In diffraction, when wavelength is less than slit width, then does the scattered light gets absorbed & emitted from the wall or just rebound?
Some of the photons will hit the material beside the slit and will be absorbed by electrons of the wall. The re-emission will happens with different wavelengths, mostly in the infrared.
Photons will go through the slit uninfluenced beginning with some slits width. A simpler description of particle deflection is the case of a single edge. Here the slits width is infinite. But an intensity distribution behind the edge still appears.
For photons the first peak is equally distributed to the left and right of the geometrical shadow line. For electrons the first peak is right from a left edge, so electrons get only deflected from the edge meanwhile photons get deflected also behind the slit. This phenomena will be helpful to answer your questions.
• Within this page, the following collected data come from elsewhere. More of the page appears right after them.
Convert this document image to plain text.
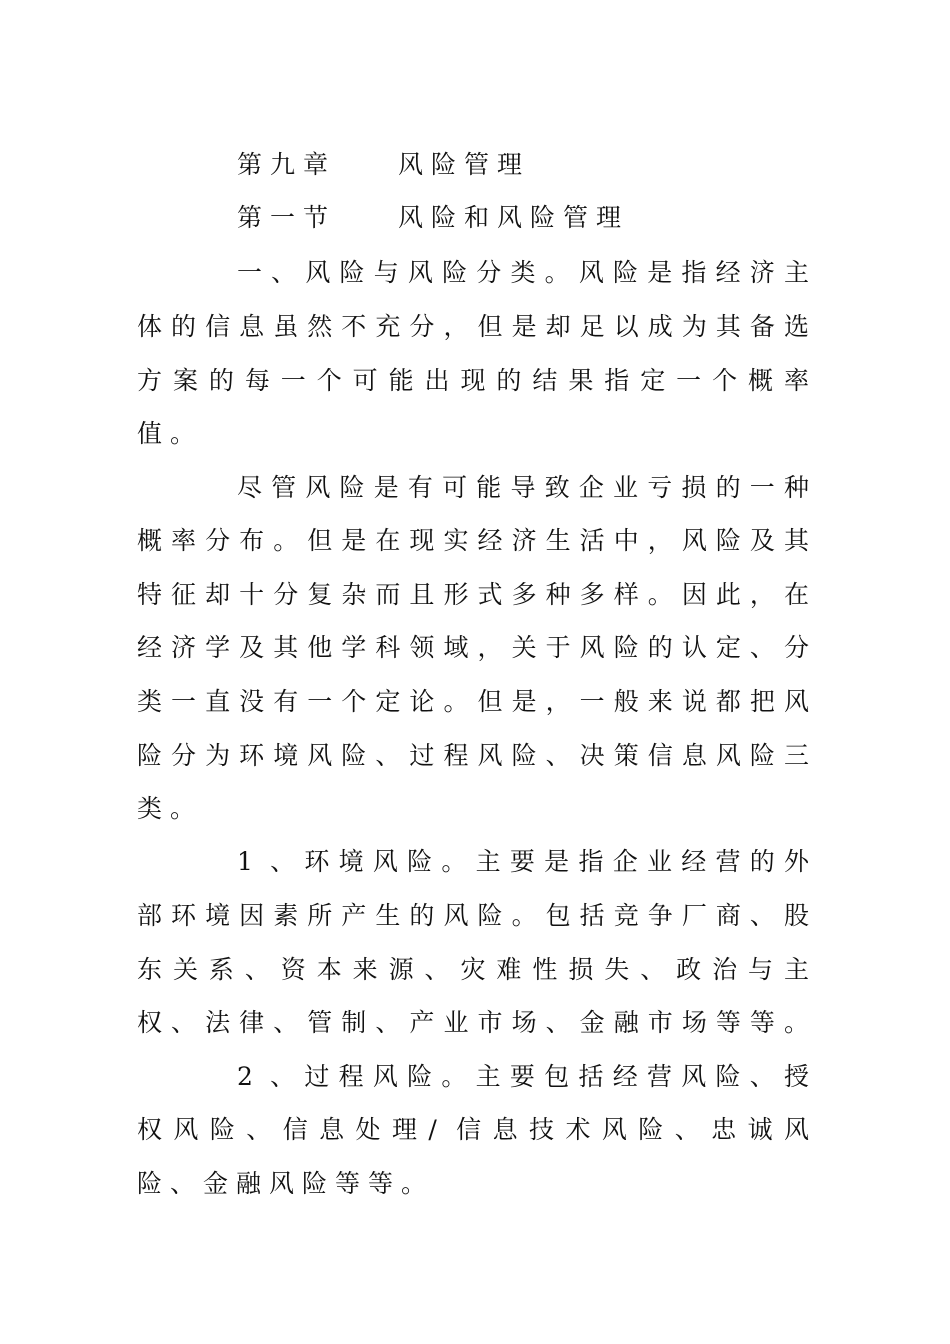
第九章 风险管理
第一节 风险和风险管理
一、风险与风险分类。风险是指经济主
体的信息虽然不充分，但是却足以成为其备选
方案的每一个可能出现的结果指定一个概率
值。
尽管风险是有可能导致企业亏损的一种
概率分布。但是在现实经济生活中，风险及其
特征却十分复杂而且形式多种多样。因此，在
经济学及其他学科领域，关于风险的认定、分
类一直没有一个定论。但是，一般来说都把风
险分为环境风险、过程风险、决策信息风险三
类。
1 、环境风险。主要是指企业经营的外
部环境因素所产生的风险。包括竞争厂商、股
东关系、资本来源、灾难性损失、政治与主
权、法律、管制、产业市场、金融市场等等。
2 、过程风险。主要包括经营风险、授
权风险、信息处理/ 信息技术风险、忠诚风
险、金融风险等等。
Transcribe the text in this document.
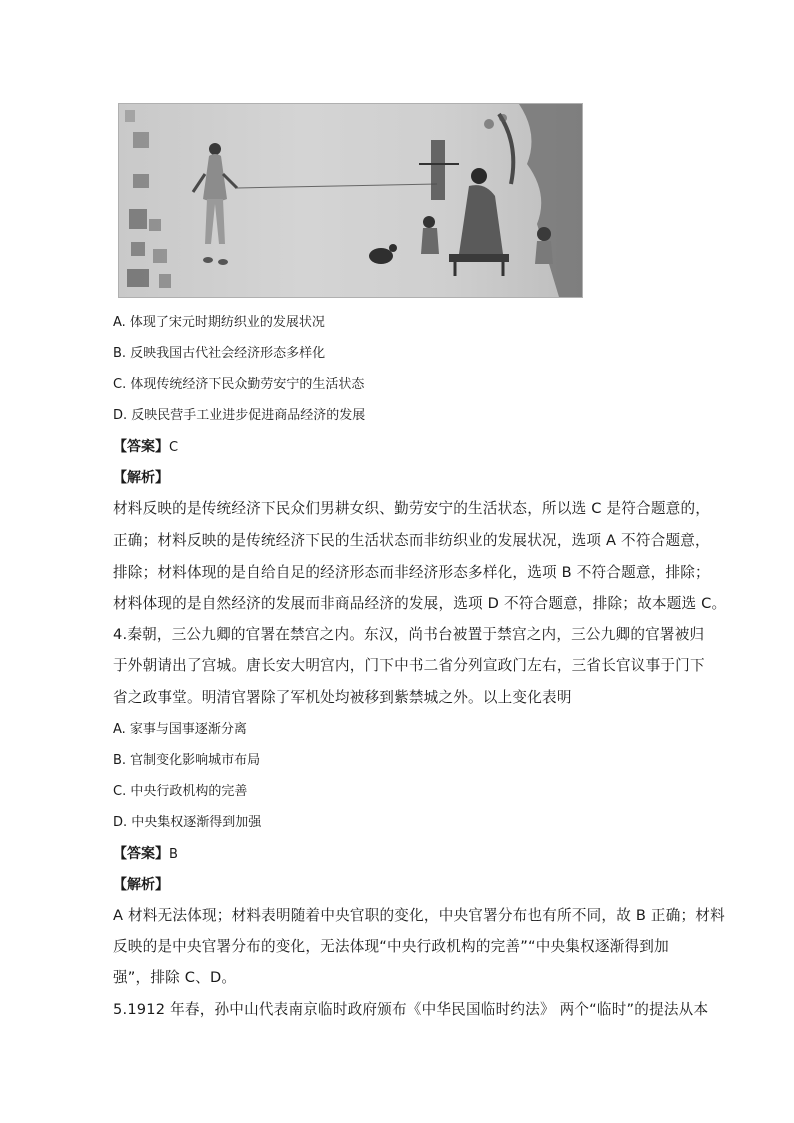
A. 体现了宋元时期纺织业的发展状况
B. 反映我国古代社会经济形态多样化
C. 体现传统经济下民众勤劳安宁的生活状态
D. 反映民营手工业进步促进商品经济的发展
【答案】C
【解析】
材料反映的是传统经济下民众们男耕女织、勤劳安宁的生活状态，所以选 C 是符合题意的，
正确；材料反映的是传统经济下民的生活状态而非纺织业的发展状况，选项 A 不符合题意，
排除；材料体现的是自给自足的经济形态而非经济形态多样化，选项 B 不符合题意，排除；
材料体现的是自然经济的发展而非商品经济的发展，选项 D 不符合题意，排除；故本题选 C。
4.秦朝，三公九卿的官署在禁宫之内。东汉，尚书台被置于禁宫之内，三公九卿的官署被归
于外朝请出了宫城。唐长安大明宫内，门下中书二省分列宣政门左右，三省长官议事于门下
省之政事堂。明清官署除了军机处均被移到紫禁城之外。以上变化表明
A. 家事与国事逐渐分离
B. 官制变化影响城市布局
C. 中央行政机构的完善
D. 中央集权逐渐得到加强
【答案】B
【解析】
A 材料无法体现；材料表明随着中央官职的变化，中央官署分布也有所不同，故 B 正确；材料
反映的是中央官署分布的变化，无法体现“中央行政机构的完善”“中央集权逐渐得到加
强”，排除 C、D。
5.1912 年春，孙中山代表南京临时政府颁布《中华民国临时约法》 两个“临时”的提法从本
H. Boersch FRESNELSCHE Elektronenbeugung 1940 (description of these experiments)
As you suggested, the interest should be focused to what you call rebounding.
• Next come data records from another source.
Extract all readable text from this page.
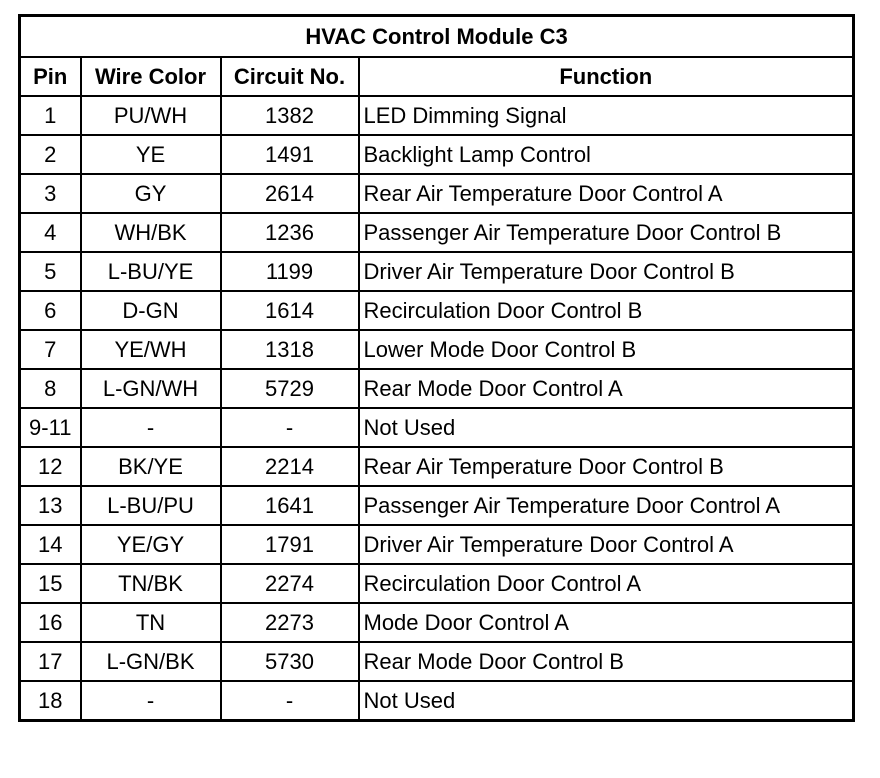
HVAC Control Module C3			
Pin	Wire Color	Circuit No.	Function
1	PU/WH	1382	LED Dimming Signal
2	YE	1491	Backlight Lamp Control
3	GY	2614	Rear Air Temperature Door Control A
4	WH/BK	1236	Passenger Air Temperature Door Control B
5	L-BU/YE	1199	Driver Air Temperature Door Control B
6	D-GN	1614	Recirculation Door Control B
7	YE/WH	1318	Lower Mode Door Control B
8	L-GN/WH	5729	Rear Mode Door Control A
9-11	-	-	Not Used
12	BK/YE	2214	Rear Air Temperature Door Control B
13	L-BU/PU	1641	Passenger Air Temperature Door Control A
14	YE/GY	1791	Driver Air Temperature Door Control A
15	TN/BK	2274	Recirculation Door Control A
16	TN	2273	Mode Door Control A
17	L-GN/BK	5730	Rear Mode Door Control B
18	-	-	Not Used
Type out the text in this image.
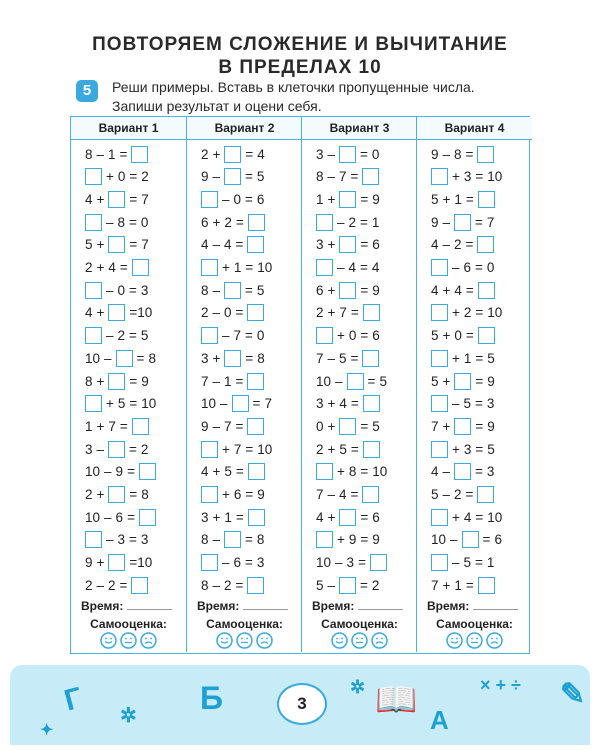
ПОВТОРЯЕМ СЛОЖЕНИЕ И ВЫЧИТАНИЕ
В ПРЕДЕЛАХ 10
5	Реши примеры. Вставь в клеточки пропущенные числа.
Запиши результат и оцени себя.
Вариант 1
8 – 1 =
+ 0 = 2
4 + = 7
– 8 = 0
5 + = 7
2 + 4 =
– 0 = 3
4 + =10
– 2 = 5
10 – = 8
8 + = 9
+ 5 = 10
1 + 7 =
3 – = 2
10 – 9 =
2 + = 8
10 – 6 =
– 3 = 3
9 + =10
2 – 2 =
Время:
Самооценка:
Вариант 2
2 + = 4
9 – = 5
– 0 = 6
6 + 2 =
4 – 4 =
+ 1 = 10
8 – = 5
2 – 0 =
– 7 = 0
3 + = 8
7 – 1 =
10 – = 7
9 – 7 =
+ 7 = 10
4 + 5 =
+ 6 = 9
3 + 1 =
8 – = 8
– 6 = 3
8 – 2 =
Время:
Самооценка:
Вариант 3
3 – = 0
8 – 7 =
1 + = 9
– 2 = 1
3 + = 6
– 4 = 4
6 + = 9
2 + 7 =
+ 0 = 6
7 – 5 =
10 – = 5
3 + 4 =
0 + = 5
2 + 5 =
+ 8 = 10
7 – 4 =
4 + = 6
+ 9 = 9
10 – 3 =
5 – = 2
Время:
Самооценка:
Вариант 4
9 – 8 =
+ 3 = 10
5 + 1 =
9 – = 7
4 – 2 =
– 6 = 0
4 + 4 =
+ 2 = 10
5 + 0 =
+ 1 = 5
5 + = 9
– 5 = 3
7 + = 9
+ 3 = 5
4 – = 3
5 – 2 =
+ 4 = 10
10 – = 6
– 5 = 1
7 + 1 =
Время:
Самооценка:
Г ✲ Б	✲ 📖
A
× + ÷ ✎
✦
3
... or the photon rebounces without interaction with wall?
A photon has an altering electric field component. It should be permissible to assume that by this field some photons interacts with the electric field of the surface electrons of the slits material. This are the photons which are not hitting the wall and not going uninfluenced through.
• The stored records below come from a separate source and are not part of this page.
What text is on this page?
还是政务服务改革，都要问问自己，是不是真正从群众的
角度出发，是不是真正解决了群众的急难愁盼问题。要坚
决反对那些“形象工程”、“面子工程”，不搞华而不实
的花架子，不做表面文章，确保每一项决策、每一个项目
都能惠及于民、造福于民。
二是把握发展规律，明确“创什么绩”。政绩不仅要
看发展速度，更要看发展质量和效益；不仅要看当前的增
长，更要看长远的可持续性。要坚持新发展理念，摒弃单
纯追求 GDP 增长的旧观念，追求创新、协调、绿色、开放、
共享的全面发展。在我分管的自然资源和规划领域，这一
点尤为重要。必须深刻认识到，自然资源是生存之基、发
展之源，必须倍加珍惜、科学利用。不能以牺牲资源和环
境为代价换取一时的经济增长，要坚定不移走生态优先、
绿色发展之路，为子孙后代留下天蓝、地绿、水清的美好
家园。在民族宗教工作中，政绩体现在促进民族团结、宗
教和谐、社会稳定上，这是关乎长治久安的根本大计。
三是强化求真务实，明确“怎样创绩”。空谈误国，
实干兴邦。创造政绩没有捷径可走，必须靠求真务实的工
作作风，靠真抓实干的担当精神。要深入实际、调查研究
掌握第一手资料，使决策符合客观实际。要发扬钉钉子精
Since both the negative and the positive value of the photons electric field are involved, some photons arrive the observation screen behind the geometrical shadow and some arrive away from this line. Not so electrons, the all get deflected (in some range of distance to the edge) due to their always negative electrical potential away from this line.
This different behavior of photons and electrons at edges should be a very important argument for the interaction of the edges field and the particles field.